Hello, fellow pandemicians:
Sorry this newsletter is late. Every year at this time, me and 65 of my closest friends rent a house and we go there from Boxing Day to New Year’s Day and it is my favorite week of the year. And this year we all decided we would try it despite the pandemic—for 2020 we did the whole thing online with various VR rooms which was bizarre and fancy— so we rented a huge inn and kicked out the owners for the week and as an added precaution we got more than 200 home-tests so that everyone could be tested every day. We all got vaxxed and boosted (those who were eligible) and this morning each household took at-home tests so that we could arrive clear.

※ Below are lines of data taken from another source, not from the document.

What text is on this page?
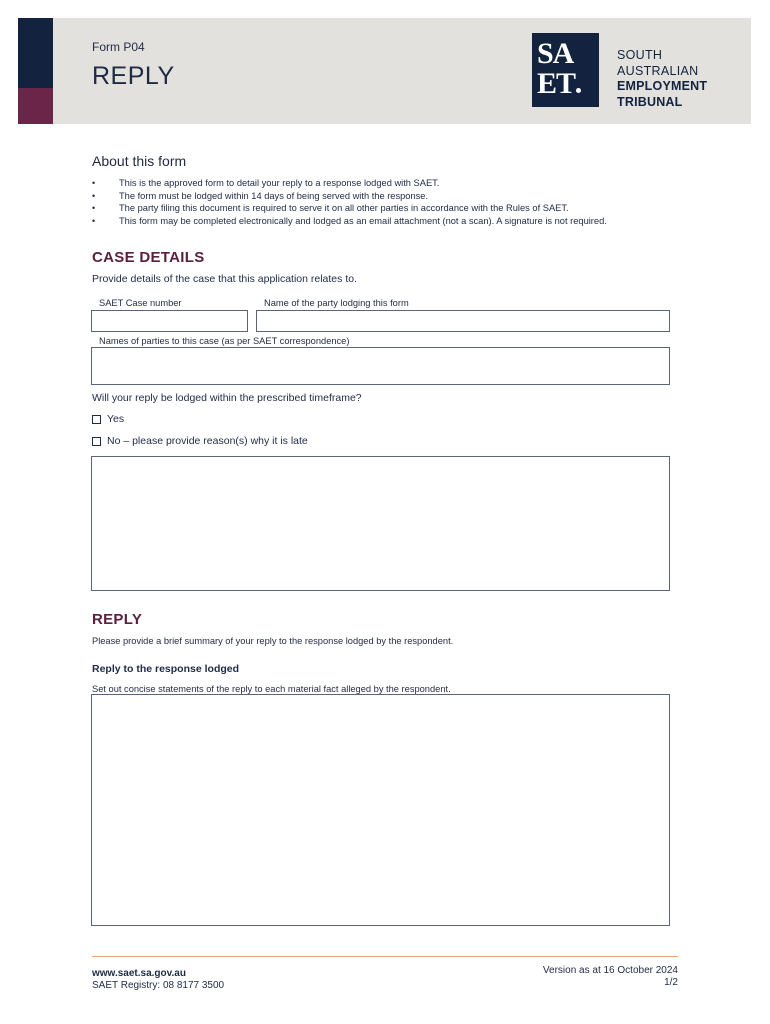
Form P04
REPLY
SA
ET
SOUTH
AUSTRALIAN
EMPLOYMENT
TRIBUNAL
About this form
• This is the approved form to detail your reply to a response lodged with SAET.
• The form must be lodged within 14 days of being served with the response.
• The party filing this document is required to serve it on all other parties in accordance with the Rules of SAET.
• This form may be completed electronically and lodged as an email attachment (not a scan). A signature is not required.
CASE DETAILS
Provide details of the case that this application relates to.
SAET Case number	Name of the party lodging this form
Names of parties to this case (as per SAET correspondence)
Will your reply be lodged within the prescribed timeframe?
Yes
No – please provide reason(s) why it is late
REPLY
Please provide a brief summary of your reply to the response lodged by the respondent.
Reply to the response lodged
Set out concise statements of the reply to each material fact alleged by the respondent.
www.saet.sa.gov.au
SAET Registry: 08 8177 3500
Version as at 16 October 2024
1/2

So while waiting for the stupid at-home pregnancy… I mean, Covid test lines to show up or not show up, I remembered being 13. There was a chicken pox plague in my school and every single pimple was a possible rash.
Backstory: I wasn’t allowed to spend the night at other kids’ houses when I was 13-16. No sleepovers. I think my mom was trying to make sure we didn’t slip out windows or something, but the professed reason was always “you have a perfectly good bed at home.” Airtight logic.
The one sleepover I was allowed was to my next door neighbor’s birthday slumber party. I lived for February 24th every year.
Well, as luck would have it, that year, I woke with the chicken pox rash on the morning of Feb 18. the rash went away Feb 23 but of course, I wasn’t allowed to go to the sleepover because I might still be contagious. Little teen me was devastated. I felt fine, but it was my job to keep them all safe just in case.
So that’s pretty much how I also felt now that the rest of my family had negative Covid tests and mine came out positive. I stared at the stupid double line like it could bite me. I put on a coat and took my (was it?) slightly runny nose outside to one of the instant test sites and stood there with everyone else who had a cough, a fever, a scratchy throat, or an impending flight.
I waited about an hour in the cold (not as cold as it was on Dec 23rd which was the last time I got a negative test here) — and I was sorry to see the pretty French doctor/scientist was alone. She’s nice, but gets impatient with people (oh so many of them) who don’t listen or don’t follow directions. We know each other now, given my daughter’s two previous negative tests and mine, all this week…
But around 4pm, swabbed and done. I get beckoned to the far side of the clear tent. “Sorry,” she says, “You’re positive.”
She has a strong French accent so that her kindness feels like being included as a bit part in a touching holiday-themed art film. “Don’t worry,” she said quietly. “Quite a few of these are happening now. It will pass. Maybe without even symptoms. Come back tomorrow for another test.”
Because it could be wrong?
“Sorry, no,” she said, (again—with mythical levels of compassion) “The antigen tests are pretty accurate.”
So anyway. I won’t be going to the big New Year’s party and neither will anyone in my family. I’m totally fine - now it’s been hours after the test and I still have no symptoms other than the slightest runny nose which comes and goes, seemingly contingent on how sorry for myself I feel, so it could be lachrymal and not sinusitis related. A week ago I had a weird night where I thought I might have a mild fever, and that prompted a Covid test but that one was negative: both antigen and PCR. But this time, nothing. No symptoms to tip me off. Routine. Like people who discover cancers while doing mundane things.
Anyway - thought you’d like to know that you now personally know of at least one person who actively has the virus. Questionably interesting. But that’s kind of it for this week for me. Hope you all have better weeks than me.
Sorry you have to miss the big week!
oh no! Well, you'll have to celebrate twice in 2022!